Fragment of an Analysis of a Case of Hysteria was published in 1905, even though Dora's eleven week treatment occurred in October of 1900. Freud claimed to have written the case study immediately following the treatment, but left it unpublished for various reasons.1

As the title says, Dora was suffering from an acute case of hysteria. Hysteria was a general term physicians at the time used for unexplained manifestations of physical ailments, which they generally attributed to various maladies such as stress and overwork. It was also a diagnosis usually reserved for woman.2 As with other conditions based on gross conjecture and pseudo-scientific bullshit, it was widely misdiagnosed.

The Dora case itself reads like a cheesy soap opera, with affairs and counter-affairs and crushes and flirtations and all sorts of pathetic interrelations between a mind-twirling cast of characters.

It's all pretty boring.

The meat and potatoes is Freud's discovery of transference. At an advanced point in the treatment, Dora falls in love with Freud. However, Freud fails to recognize this and she misreads his physician's detachment as an emotional rejection, and summarily breaks off the treatment. Thus the Dora case ends in failure.

Afterwards Freud did a bump or two of cocaine3 and realized that transference had occurred. He goes on to state that it is an inevitable stage in psychoanalysis. Tranference is an affect of most power-based relationships, which is why it also occurs in pedagogy and politics.4

Much later still, Freud realized that transference can act like theatre for many patients - a free realm to act in ways they normally wouldn't. This is a good thing, because it allows deeply repressed traumatic memories to become conscious through repetition, or the acting out of an original, repressed memory in a present circumstance - like a player does in a play, acting out the same role over and over. Once the analyst recognizes this, it's up to them to guide the analysand toward making the connection between their new, acted out memory and the original trauma. They have to see the original pain. Once the connection is made, the repressed memory is safely released and the analysand is said to be cured. This is what the later Freud means when he says that psychoanalysis is about filling in the gaps - the gaps of memory.

In Dora's case, Freud speculated that her unconscious goal was to feel rejected by him so that she could then reject him in turn.
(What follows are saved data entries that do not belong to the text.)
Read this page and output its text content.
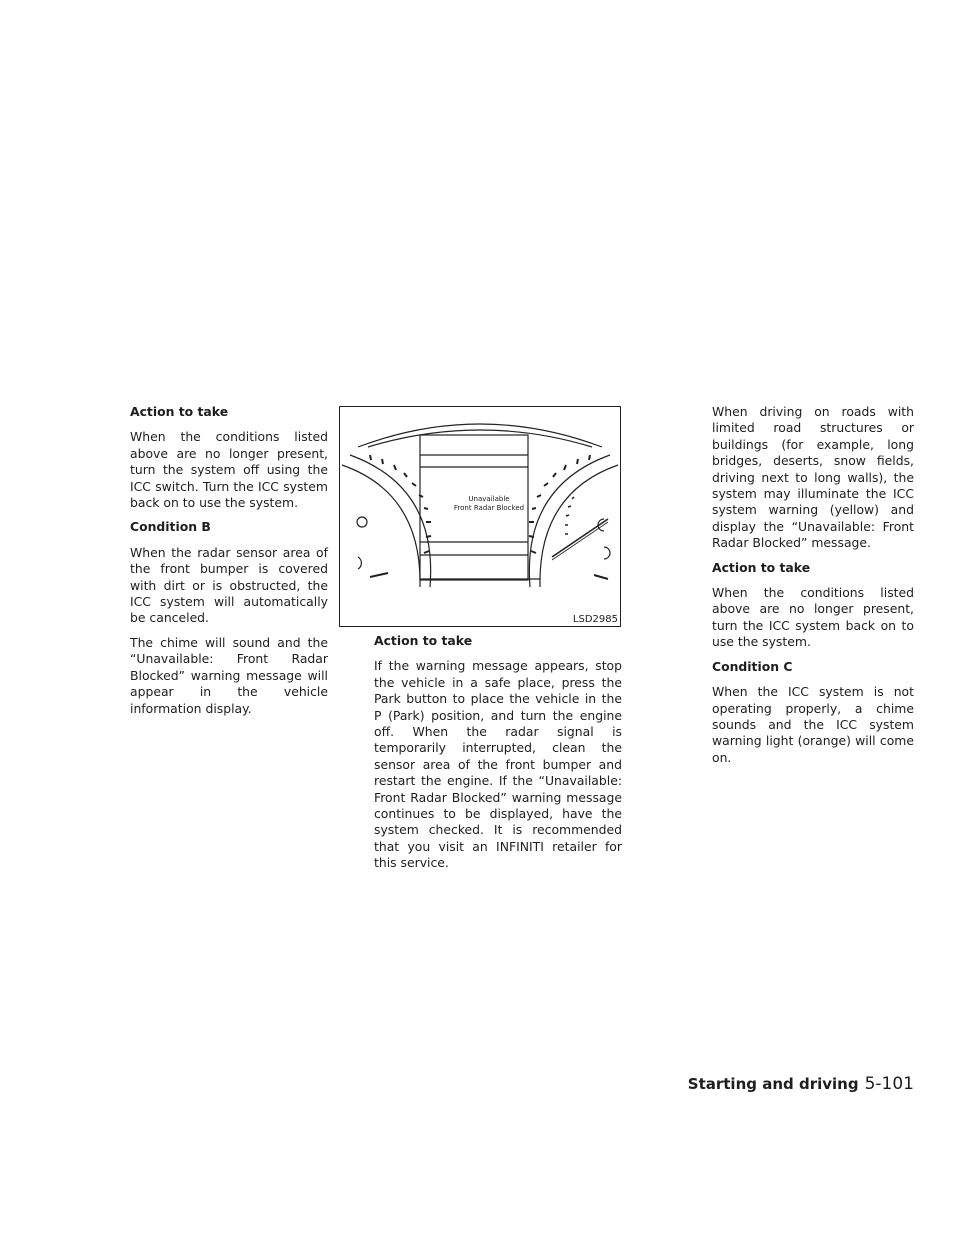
Action to take

When the conditions listed above are no longer present, turn the system off using the ICC switch. Turn the ICC system back on to use the system.

Condition B

When the radar sensor area of the front bumper is covered with dirt or is obstructed, the ICC system will automatically be canceled.

The chime will sound and the “Unavailable: Front Radar Blocked” warning message will appear in the vehicle information display.

Unavailable
Front Radar Blocked
LSD2985
Action to take

If the warning message appears, stop the vehicle in a safe place, press the Park button to place the vehicle in the P (Park) position, and turn the engine off. When the radar signal is temporarily interrupted, clean the sensor area of the front bumper and restart the engine. If the “Unavailable: Front Radar Blocked” warning message continues to be displayed, have the system checked. It is recommended that you visit an INFINITI retailer for this service.

When driving on roads with limited road structures or buildings (for example, long bridges, deserts, snow fields, driving next to long walls), the system may illuminate the ICC system warning (yellow) and display the “Unavailable: Front Radar Blocked” message.

Action to take

When the conditions listed above are no longer present, turn the ICC system back on to use the system.

Condition C

When the ICC system is not operating properly, a chime sounds and the ICC system warning light (orange) will come on.

Starting and driving 5-101
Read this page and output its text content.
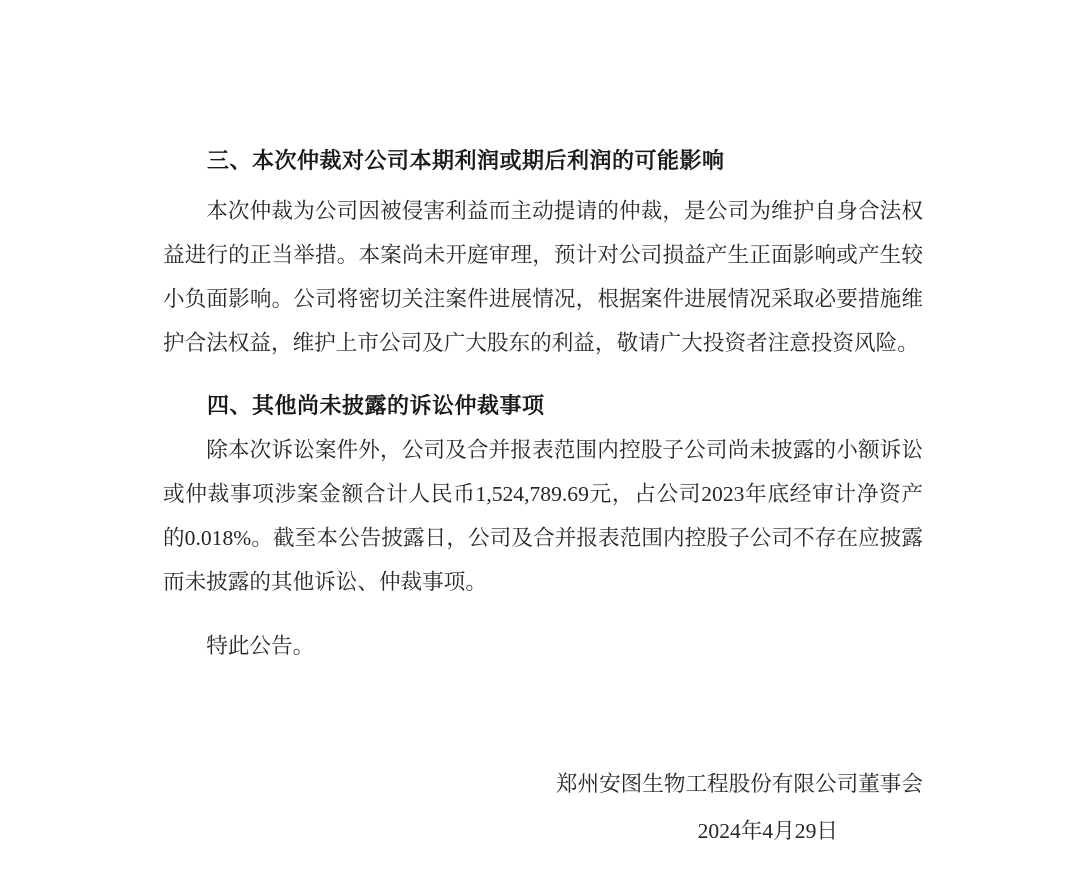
三、本次仲裁对公司本期利润或期后利润的可能影响

本次仲裁为公司因被侵害利益而主动提请的仲裁，是公司为维护自身合法权益进行的正当举措。本案尚未开庭审理，预计对公司损益产生正面影响或产生较小负面影响。公司将密切关注案件进展情况，根据案件进展情况采取必要措施维护合法权益，维护上市公司及广大股东的利益，敬请广大投资者注意投资风险。

四、其他尚未披露的诉讼仲裁事项

除本次诉讼案件外，公司及合并报表范围内控股子公司尚未披露的小额诉讼或仲裁事项涉案金额合计人民币1,524,789.69元，占公司2023年底经审计净资产的0.018%。截至本公告披露日，公司及合并报表范围内控股子公司不存在应披露而未披露的其他诉讼、仲裁事项。

特此公告。

郑州安图生物工程股份有限公司董事会
2024年4月29日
In this way she would act out her original traumatic experience: she was molested by a family friend when she was 14 and then fell in love with the molester, only to be rejected by him. Hence, her falling in love with Freud was a repetition of her love for the molester (the man in power), and her subsequent rejection of Freud was a wish-fulfillment for revenge against the original rejecting molester.

Unfortunately Dora left treatment before realizing this connection, and hence went uncured.


1Publishing case studies was an ethical conundrum in Freud's time. While many valued its contributions to science, they also realized that any betrayal of the trusted doctor-patient confidence would erode their profession. It was such a heated issue that Freud felt compelled to open "Fragment of an Analysis of a Case of Hysteria" with a five-page explanation ("Prefatory Remarks"). He still drew considerable criticism despite using an assumed name for his patient ("Dora").

2For a vivid coeval account of a woman misdiagnosed with "hysteria," see Why I wrote the Yellow Wallpaper? and The Yellow Wallpaper by Charlotte Perkins Gilman.

3I'm not kidding. He actually wrote a whole essay about his experiences with cocaine (On Cocaine). Ok, I was kidding about him using coke when he discovered transference. I really don't know if he did or didn't use it then.

4Ever wonder why your forty something professor turned you on so much? Or why politicians sleep with every intern in sight? It's all about the nature of the relationship, of transference and counter-transference.